Les migrations vues de Libye
 : Le rocher de Sisyphe

C’est le rocher de Sisyphe des Libyens : les migrations vers l’Europe qui traversent le pays. Sans fin et sans fond dans cette Libye instable, le dossier prouve chaque jour sa grande complexité.

Ils y vivent dans des conditions déplorables : des migrants de passage à la frontière entre la Libye et la Tunisie. (Photo : Wikimedia)

Les différentes autorités libyennes – le pays est divisé en deux gouvernements depuis 2014 et un troisième est né des accords signés sous l’égide de l’ONU en décembre 2015 – ont toutes cherché à agir contre les migrations clandestines. Mais leur contrôle du terrain reste très relatif, chaque zone étant régie par une tribu dominante ou une brigade. Pourtant, c’est avec ces autorités, à un niveau national, que tente d’agir la communauté internationale. Sans grand succès.

Racisme et mauvaises conditions de vie

Ils seraient plusieurs centaines de milliers – Jean-Yves Le Drian, ministre français de la Défense, les estimait à 800.000 en mars 2016. Originaires d’Afrique subsaharienne ou d’Afrique de l’Est, certains avaient pris la direction de la Libye dans l’espoir d’y trouver un travail décent. Mais depuis 2014 – année marquée par une guerre intralibyenne et le développement de l’État islamique – l’objectif a changé, devenant l’Europe. Ainsi, le gouvernement italien estime à plus de 13.400 les arrivées depuis la Libye sur son sol depuis le début de l’année. Une hausse de 50 à 70 pour cent par rapport à 2015 et 2016.

En Libye, les « clandestins » doivent faire face à de nombreux défis. Outre la question sécuritaire, ils se heurtent souvent au racisme. « Les Noirs sont sales, ils ne se lavent pas, ils ont quasiment tous le sida », explique sans hésitation Mohamed, un Tripolitain. Les Subsahariens libres passent leur journée sur les axes de communication, munis de leurs outils pour proposer leurs bras. Lorsqu’ils sont embauchés, ils doivent accepter d’être insultés, battus et sous-payés. « Parfois, on travaille toute une journée et à la fin le patron dit qu’il ne veut pas payer. On ne peut rien faire », explique un migrant.

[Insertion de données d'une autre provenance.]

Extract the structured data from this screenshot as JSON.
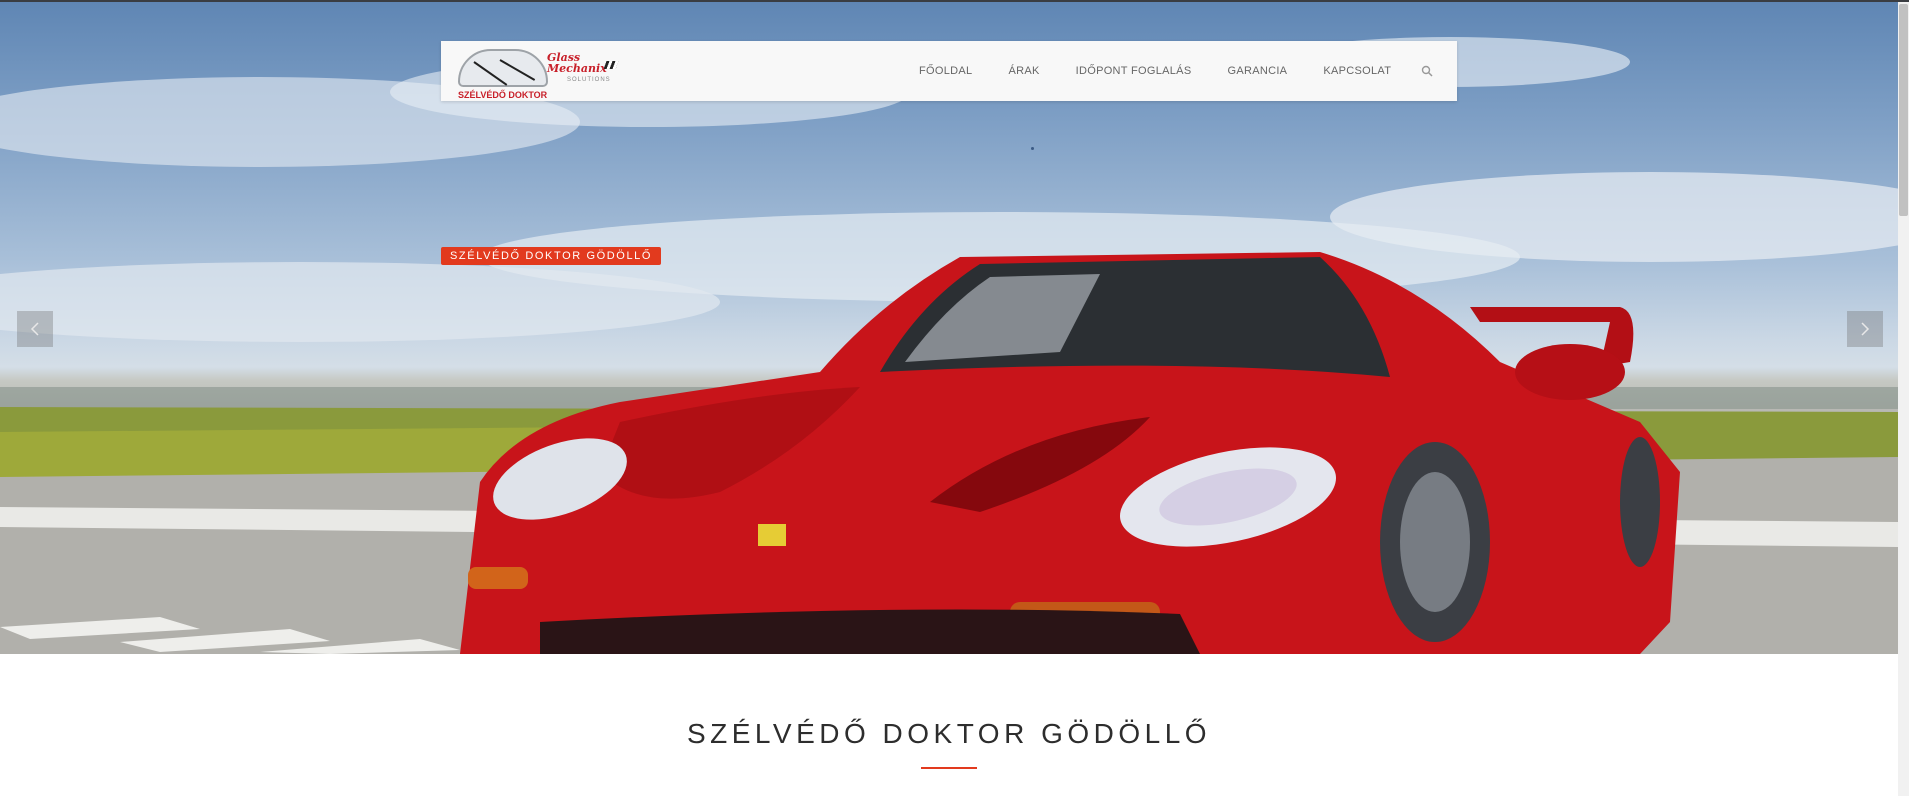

Les centres de détention n’offrent guère de meilleures conditions : dortoirs surchargés où les migrants dorment sur des matelas à même le sol, des sanitaires sous forme d’une arrivée d’eau et d’un trou, servant à la fois de douche et de toilettes… Dans son centre de détention à une trentaine de kilomètres de Benghazi, dans l’Est libyen, le colonel Ahmed Ali Ourdi désigne d’un geste le garde-manger. Quelques paquets de pâtes, de la viande, des conserves de tomates… La plupart des étagères sont vides. « Nous avons là de quoi tenir quatre jours. Nous ne savons pas quand le ravitaillement arrivera. Le problème c’est que nous comptons sur l’armée pour la nourriture. Seulement, les priorités sont ailleurs. » Dans la cour du centre, Hawa tient son bébé de trois mois dans ses bras. Avec ses cinq enfants, elle s’apprête à repartir chez elle, au Soudan. « Je ferai ce qu’on me dira de faire », dit-elle, visiblement exténuée. « J’étais venue ici pour trouver du travail, je pensais réussir… mais ça ne marche pas. » Régulièrement, l’Organisation internationale des migrations organise des vols pour rapatrier « volontairement » des migrants. Mi-février, 170 Sénégalais et 200 Nigériens sont ainsi rentrés chez eux.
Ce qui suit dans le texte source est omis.